A recovery support worker has been struck off for borrowing almost £50,000 from a vulnerable service user and failing to pay most of it back.
The worker then attempted to conceal their wrongdoing during an investigation by asking the service user to “stick up” for them when the matter came to light.
The worker’s actions were branded “manipulative” by the Scottish Social Services Council (SSSC).
The watchdog stated that the worker – whose details have been redacted by the SSSC – borrowed sums of money amounting to £48,205 but failed to pay back £43,705.
They also provided financial advice to another service user when unqualified to do so, and accepted food shopping and clothes.
In addition, the worker shared personal details with a number of service users, which led to one becoming “overwhelmed”.
The incidents were said to have taken place in Renfrewshire between 2018 and 2021.
In a written ruling published this month, the SSSC found the worker’s fitness to practise impaired.
The watchdog stated: “You borrowed a substantial amount of money from a service user.

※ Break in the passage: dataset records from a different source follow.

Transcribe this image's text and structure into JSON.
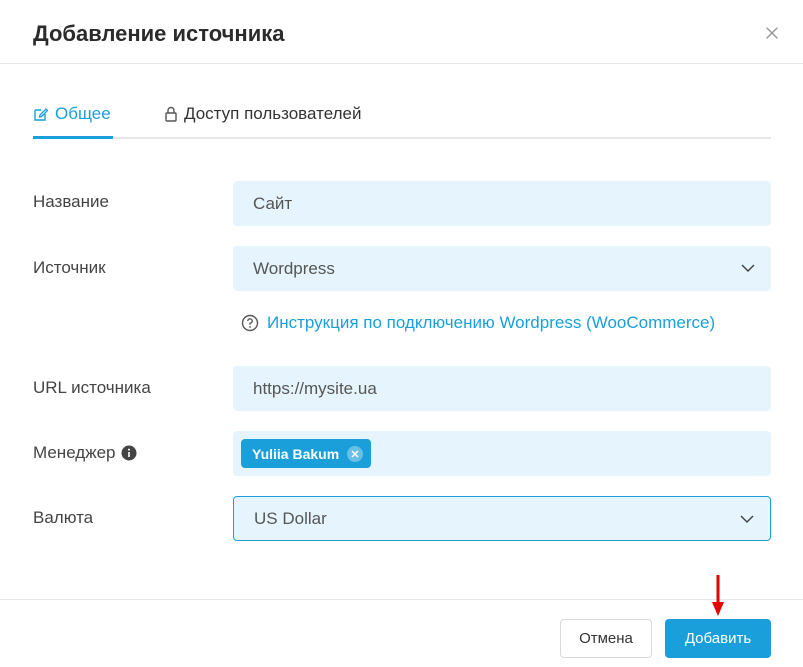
{
  "dialog": {
    "title": "Добавление источника"
  },
  "tabs": [
    {
      "label": "Общее",
      "icon": "edit-icon",
      "active": true
    },
    {
      "label": "Доступ пользователей",
      "icon": "lock-icon",
      "active": false
    }
  ],
  "form": {
    "name": {
      "label": "Название",
      "value": "Сайт"
    },
    "source": {
      "label": "Источник",
      "value": "Wordpress"
    },
    "help_link": "Инструкция по подключению Wordpress (WooCommerce)",
    "url": {
      "label": "URL источника",
      "value": "https://mysite.ua"
    },
    "manager": {
      "label": "Менеджер",
      "chip": "Yuliia Bakum"
    },
    "currency": {
      "label": "Валюта",
      "value": "US Dollar"
    }
  },
  "footer": {
    "cancel_label": "Отмена",
    "add_label": "Добавить"
  },
  "colors": {
    "accent": "#1a9fdb",
    "field_bg": "#e6f5fd",
    "annotation_arrow": "#e60000"
  }
}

You have still not paid back a substantial amount of the money borrowed.
“Your behaviour has caused financial and emotional harm to a vulnerable service user.
“Borrowing money from a service user demonstrates an abuse of this position of trust in your role as carer of this vulnerable service user.
“Further to this, you asked the service user to ‘stick up’ for you when the matter came to light.
“You attempted to conceal your wrongdoing and this is highly concerning.”
The SSSC also rapped the worker for seeking support from vulnerable service users for problems in their own life, noting there was a “pattern of overstepping boundaries”.
The watchdog added: “Your behaviour appears to be attitudinal and manipulative in nature.
“You have shown some remorse and regret into your behaviour, however this is not enough to satisfy concerns that it would not be repeated.
“You appear to represent an ongoing risk to service users.
“Members of the public would be highly concerned by your behaviour.”
In conclusion, the watchdog said a removal order was the “most appropriate sanction” to maintain the “continuing trust and confidence in the social service profession and the SSSC as the regulator of the profession”.
The removal order came into effect on January 1.